Complete Works of William Shakespeare

Pictured are Jed Parsario*, Robyn Grahn and Sydney Schwindt in The Complete Works of William Shakespeare (abridged)[revised], 2019. *Member of Actor’s Equity

People who like Shakespeare are going to love this play. People who don’t like Shakespeare are going to love this play.

As for me? I’m going to have a devil of a time describing this play.

Here goes, but please know I’m understating everything.

“The Complete Works of William Shakespeare (abridged)[revised]” is a brilliant, laugh-out-loud roller coaster ride that teeters on the edge of its tracks, threatening to become completely unhinged at any moment. It is an absolutely delicious thrill ride.

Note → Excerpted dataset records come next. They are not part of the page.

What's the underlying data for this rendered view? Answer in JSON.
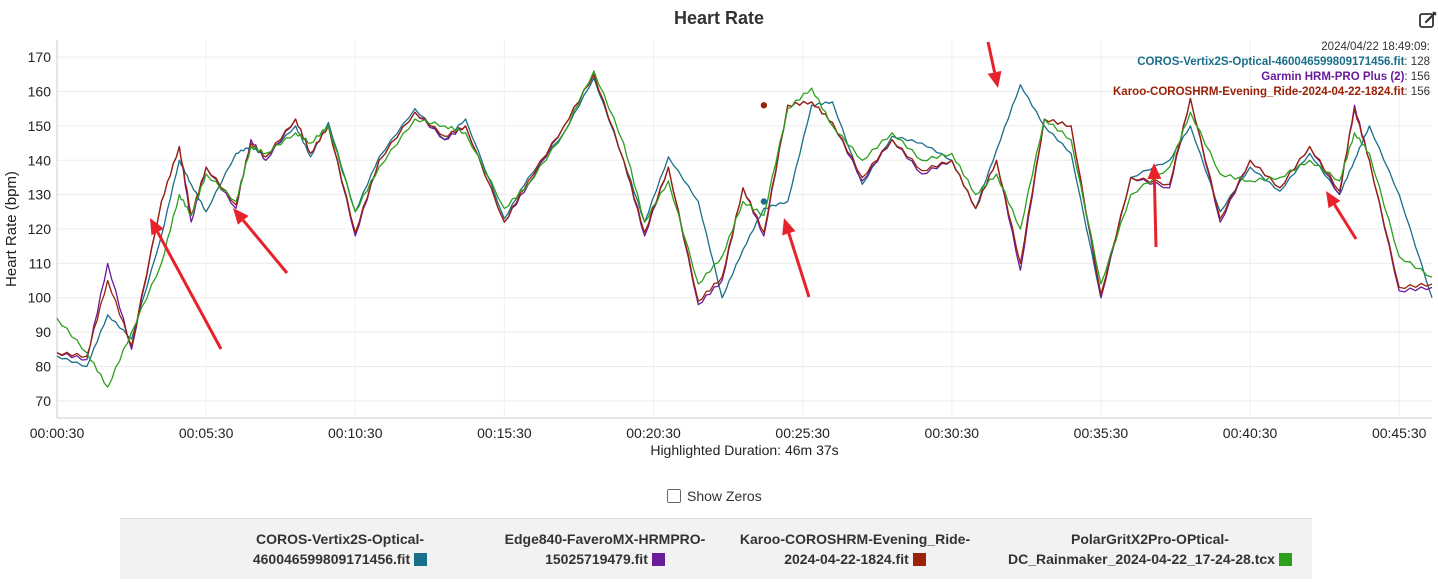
{
  "chart_data": {
    "type": "line",
    "title": "Heart Rate",
    "ylabel": "Heart Rate (bpm)",
    "xlabel": "Highlighted Duration: 46m 37s",
    "ylim": [
      65,
      175
    ],
    "xlim_min": [
      0.5,
      46.6
    ],
    "yticks": [
      "70",
      "80",
      "90",
      "100",
      "110",
      "120",
      "130",
      "140",
      "150",
      "160",
      "170"
    ],
    "xticks": [
      "00:00:30",
      "00:05:30",
      "00:10:30",
      "00:15:30",
      "00:20:30",
      "00:25:30",
      "00:30:30",
      "00:35:30",
      "00:40:30",
      "00:45:30"
    ],
    "grid": true,
    "x_minutes": [
      0.5,
      1.5,
      2.2,
      3.0,
      4.0,
      4.6,
      5.0,
      5.5,
      6.5,
      7.0,
      7.5,
      8.5,
      9.0,
      9.6,
      10.5,
      11.3,
      12.5,
      13.5,
      14.2,
      15.5,
      16.3,
      17.5,
      18.5,
      19.5,
      20.2,
      21.0,
      22.0,
      22.8,
      23.5,
      24.2,
      25.0,
      25.8,
      26.5,
      27.5,
      28.5,
      29.5,
      30.5,
      31.3,
      32.0,
      32.8,
      33.6,
      34.5,
      35.5,
      36.5,
      37.8,
      38.5,
      39.5,
      40.5,
      41.5,
      42.5,
      43.5,
      44.0,
      44.5,
      45.5,
      46.6
    ],
    "series": [
      {
        "name": "COROS-Vertix2S-Optical-460046599809171456.fit",
        "color": "#1a6e8a",
        "values": [
          83,
          80,
          95,
          88,
          118,
          140,
          133,
          125,
          142,
          144,
          141,
          150,
          141,
          151,
          125,
          141,
          155,
          146,
          152,
          123,
          135,
          148,
          164,
          140,
          122,
          141,
          128,
          100,
          114,
          126,
          128,
          156,
          157,
          133,
          147,
          145,
          140,
          126,
          143,
          162,
          150,
          142,
          100,
          135,
          140,
          150,
          125,
          138,
          131,
          142,
          130,
          140,
          150,
          130,
          100
        ]
      },
      {
        "name": "Garmin HRM-PRO Plus (2)",
        "color": "#6a1b9a",
        "values": [
          84,
          82,
          110,
          85,
          128,
          144,
          122,
          138,
          126,
          146,
          140,
          152,
          142,
          150,
          118,
          140,
          154,
          146,
          150,
          122,
          133,
          150,
          165,
          140,
          118,
          138,
          98,
          105,
          132,
          118,
          156,
          157,
          151,
          134,
          146,
          136,
          140,
          126,
          140,
          108,
          152,
          150,
          100,
          135,
          132,
          158,
          122,
          140,
          132,
          144,
          130,
          156,
          140,
          102,
          103
        ]
      },
      {
        "name": "Karoo-COROSHRM-Evening_Ride-2024-04-22-1824.fit",
        "color": "#9b2208",
        "values": [
          84,
          83,
          105,
          86,
          128,
          144,
          124,
          138,
          127,
          145,
          141,
          152,
          142,
          150,
          119,
          140,
          154,
          147,
          150,
          122,
          134,
          150,
          165,
          140,
          119,
          138,
          99,
          106,
          132,
          119,
          156,
          157,
          151,
          135,
          146,
          137,
          140,
          126,
          140,
          110,
          152,
          150,
          101,
          135,
          133,
          158,
          123,
          140,
          132,
          144,
          131,
          155,
          140,
          103,
          104
        ]
      },
      {
        "name": "PolarGritX2Pro-OPtical-DC_Rainmaker_2024-04-22_17-24-28.tcx",
        "color": "#2e9f1c",
        "values": [
          94,
          84,
          74,
          90,
          110,
          130,
          124,
          136,
          128,
          144,
          142,
          148,
          145,
          150,
          125,
          138,
          152,
          150,
          148,
          126,
          133,
          148,
          166,
          145,
          122,
          134,
          104,
          112,
          128,
          124,
          155,
          161,
          150,
          140,
          148,
          140,
          142,
          130,
          136,
          120,
          152,
          146,
          104,
          130,
          138,
          154,
          136,
          134,
          135,
          140,
          134,
          148,
          142,
          112,
          106
        ]
      }
    ]
  },
  "tooltip": {
    "time": "2024/04/22 18:49:09:",
    "lines": [
      {
        "name": "COROS-Vertix2S-Optical-460046599809171456.fit",
        "value": "128",
        "color": "#1a6e8a"
      },
      {
        "name": "Garmin HRM-PRO Plus (2)",
        "value": "156",
        "color": "#6a1b9a"
      },
      {
        "name": "Karoo-COROSHRM-Evening_Ride-2024-04-22-1824.fit",
        "value": "156",
        "color": "#9b2208"
      }
    ]
  },
  "legend": [
    {
      "line1": "COROS-Vertix2S-Optical-",
      "line2": "460046599809171456.fit",
      "color": "#1a6e8a"
    },
    {
      "line1": "Edge840-FaveroMX-HRMPRO-",
      "line2": "15025719479.fit",
      "color": "#6a1b9a"
    },
    {
      "line1": "Karoo-COROSHRM-Evening_Ride-",
      "line2": "2024-04-22-1824.fit",
      "color": "#9b2208"
    },
    {
      "line1": "PolarGritX2Pro-OPtical-",
      "line2": "DC_Rainmaker_2024-04-22_17-24-28.tcx",
      "color": "#2e9f1c"
    }
  ],
  "controls": {
    "show_zeros_label": "Show Zeros",
    "edit_icon": "edit-icon"
  },
  "annotation_color": "#e8222a"
}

“We've been describing it as Shakespeare meets Monty Python!” says Director Mary Ann Rodgers. “I knew from the start that the show would require smart, skilled actors with a lot of strength, stamina and flexibility — and who knew how to have a good time. These three actors DO come to play.”

Yes, three. Just three actors...covering all 37 of the Bard’s plays in 97 minutes. I tip my hat to actors Robyn Grahn, Sydney Schwindt and Jed Parsario. Their talents are breathtaking to behold.

“As random and loose as the show appears,,” says Rodgers, “it requires a tremendous amount of focus, strength, discipline, and precision in performance.”

The show begins with a parody of Romeo and Juliet, followed by Titus Andronicus performed as a cooking show, then all the histories are acted out as a football game with the ball being a crown.

“The show was not like I expected,” says Zachary George, a freshman at Foothill High School in Pleasanton. “I thought that it would be boring and serious, but it was neither. One of my favorite scenes was when the actors did Othello. Even though Othello is normally a serious tragedy, they made it light, interesting and funny by rapping it.”

The Complete Works is the last of Livermore Shakespeare Festival’s two summer productions, which take place outdoors, under the stars at Wente’s Estate Winery & Tasting Room, 5565 Tesla Road in Livermore.

“Livermore Shakespeare Festival is great,” says Jennifer Achtert, Zachary’s mom. “I like to support regional theater, enjoy a good show, and expose my son to cultural events that might not be his first choice. We saw A Midsummer Night's Dream in 2017 and were impressed, so we’ll keep coming back. I agree that the Othello rap was really well done; I thought the entire show was really funny and creative, while remaining tied to the original Shakespeare.”

The Wente venue offers an in-the-round stage, which is ideal for the Complete Works. The fourth wall is nonexistent, with actors speaking directly to the audience during much of the play, while the director and stage crew become characters in the play. Additionally, it is common for the actors to make references to pop culture, or to talk about local people or events.

Some scenes even require audience participation.

“We can rehearse everything that surrounds bringing an unknown person onstage, and we can do everything we can to keep them safe, but what will actually happen when that person is on stage is unknown, a little risky, and a lot of fun,” Rodgers says.

For the second act, the characters perform an abbreviated version of Hamlet, Shakespeare's greatest work. An audience member is asked to portray Ophelia for the Nunnery Scene, while the rest of the audience makes up Ophelia's subconscious, representing her ego, superego and id. From there, the roller coaster train gathers momentum, careening down the tracks with increasing speed (literally) before it collects itself, and starts to run backwards.

For an evening of non-stop laughs, irresistible joy, and entertainment that manages to be both witty and bawdy, get your tickets now. Upcoming shows run Thursday through Sunday: July 25-28, and August 1-4. All shows begin at 7:30 p.m. Tickets typically range from $18 - $58. Wente wines are available to enjoy during the show.

This will be the last opportunity for attendees to see an in-the-round LSF production at Wente. Next year, LSF moves to traditional outdoor theater at Darcie Kent Vineyards, also on Tesla Road.

Asked if he would recommend The Complete Works of William Shakespeare (abridged)[revised] to other young people, Zachary adds, “I would say that this may not be the play to see if they want to see the more serious plays or to understand the whole story. However, if they want to see a funny play or get a basic idea of Shakespeare's plays while getting a good laugh, then they should go see it.”